Axie Infinity, a digital pet community where players breed and battle with their virtual monsters called Axies in exchange for assets that can be traded into fiat currencies, gained popularity at the height of the COVID-19 pandemic and was put to the test following the Ronin Bridge hack in March 2022, raising questions over the security of the network and the need for decentralization.
But while the event shocked the global gaming community and forced several Filipino gamers who felt the brunt of the incident to ditch the game, other Axie players in the Philippines were not deterred and have continued to support the game to this day.
In 2022, Filipinos accounted for over 40% of Axie players worldwide, dwarfing Venezuela (6.31%) and the United States (5.72%), whose natives are vocal in supporting digital currencies.
However, as money comes into play, bad actors have proliferated the space, with the PNP-ACG urging players to be wary of who they transact with online, a call previously made by the Philippine central bank.
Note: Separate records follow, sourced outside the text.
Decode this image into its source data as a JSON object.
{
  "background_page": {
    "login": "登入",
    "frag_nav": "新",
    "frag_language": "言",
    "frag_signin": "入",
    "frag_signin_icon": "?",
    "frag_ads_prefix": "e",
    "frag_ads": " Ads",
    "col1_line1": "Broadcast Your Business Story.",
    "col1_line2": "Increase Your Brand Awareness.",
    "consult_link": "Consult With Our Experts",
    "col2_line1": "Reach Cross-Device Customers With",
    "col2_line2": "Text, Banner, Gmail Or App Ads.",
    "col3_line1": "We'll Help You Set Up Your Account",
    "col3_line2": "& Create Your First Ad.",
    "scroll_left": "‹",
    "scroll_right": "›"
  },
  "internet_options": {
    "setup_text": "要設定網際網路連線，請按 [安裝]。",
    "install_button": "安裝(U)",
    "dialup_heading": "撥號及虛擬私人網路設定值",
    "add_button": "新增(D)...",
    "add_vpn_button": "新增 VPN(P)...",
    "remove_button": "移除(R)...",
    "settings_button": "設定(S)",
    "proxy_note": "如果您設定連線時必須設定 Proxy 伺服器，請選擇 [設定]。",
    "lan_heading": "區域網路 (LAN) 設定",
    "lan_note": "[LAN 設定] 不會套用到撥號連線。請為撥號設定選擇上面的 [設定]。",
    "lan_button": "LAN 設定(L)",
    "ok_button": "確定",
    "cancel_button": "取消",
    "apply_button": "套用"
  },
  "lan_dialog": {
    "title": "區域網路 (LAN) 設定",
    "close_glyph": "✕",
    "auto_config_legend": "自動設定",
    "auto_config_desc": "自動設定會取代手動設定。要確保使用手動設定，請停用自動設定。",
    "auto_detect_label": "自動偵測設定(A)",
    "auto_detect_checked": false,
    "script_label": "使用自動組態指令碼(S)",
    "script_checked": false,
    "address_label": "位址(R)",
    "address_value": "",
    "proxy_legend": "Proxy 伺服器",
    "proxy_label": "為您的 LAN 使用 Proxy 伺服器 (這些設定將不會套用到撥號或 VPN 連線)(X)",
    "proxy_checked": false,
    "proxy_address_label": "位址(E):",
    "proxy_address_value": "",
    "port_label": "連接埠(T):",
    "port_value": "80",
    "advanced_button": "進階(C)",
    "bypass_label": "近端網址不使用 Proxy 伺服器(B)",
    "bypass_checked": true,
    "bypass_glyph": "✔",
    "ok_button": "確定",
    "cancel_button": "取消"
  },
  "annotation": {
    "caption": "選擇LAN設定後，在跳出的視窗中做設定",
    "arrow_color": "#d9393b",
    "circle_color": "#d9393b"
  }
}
Authorities claim that suspects lure their victims through custom-created gaming apps with a promise of high rewards. But contrary to common fraudulent acts, scammers take their time before laundering assets from users.
“Cybercriminals contact victims online and build a relationship with victims over time. They then introduce victims to an online or mobile game, in which players purportedly earn cryptocurrency rewards in exchange for some activity, such as growing ‘crops’ on an animated farm,” the bulletin read, adding that assailants also make use of malware to hack their victims’ digital wallets and drain their hard-earned cash.
The digital asset sector is a budding industry in the Philippines, which means that it isn’t currently well-regulated. In this regard, investors of digital currencies and players of P2Es have to rely heavily on their knowledge of the space to avoid falling victim to scams and hacks.
The PNP-ACG urged digital asset users to thoroughly research the digital currency they are looking to invest in before jumping in and putting their money on the table. Additionally, authorities said it is vital to select a legitimate exchange for transactions and avoid clicking suspicious links online.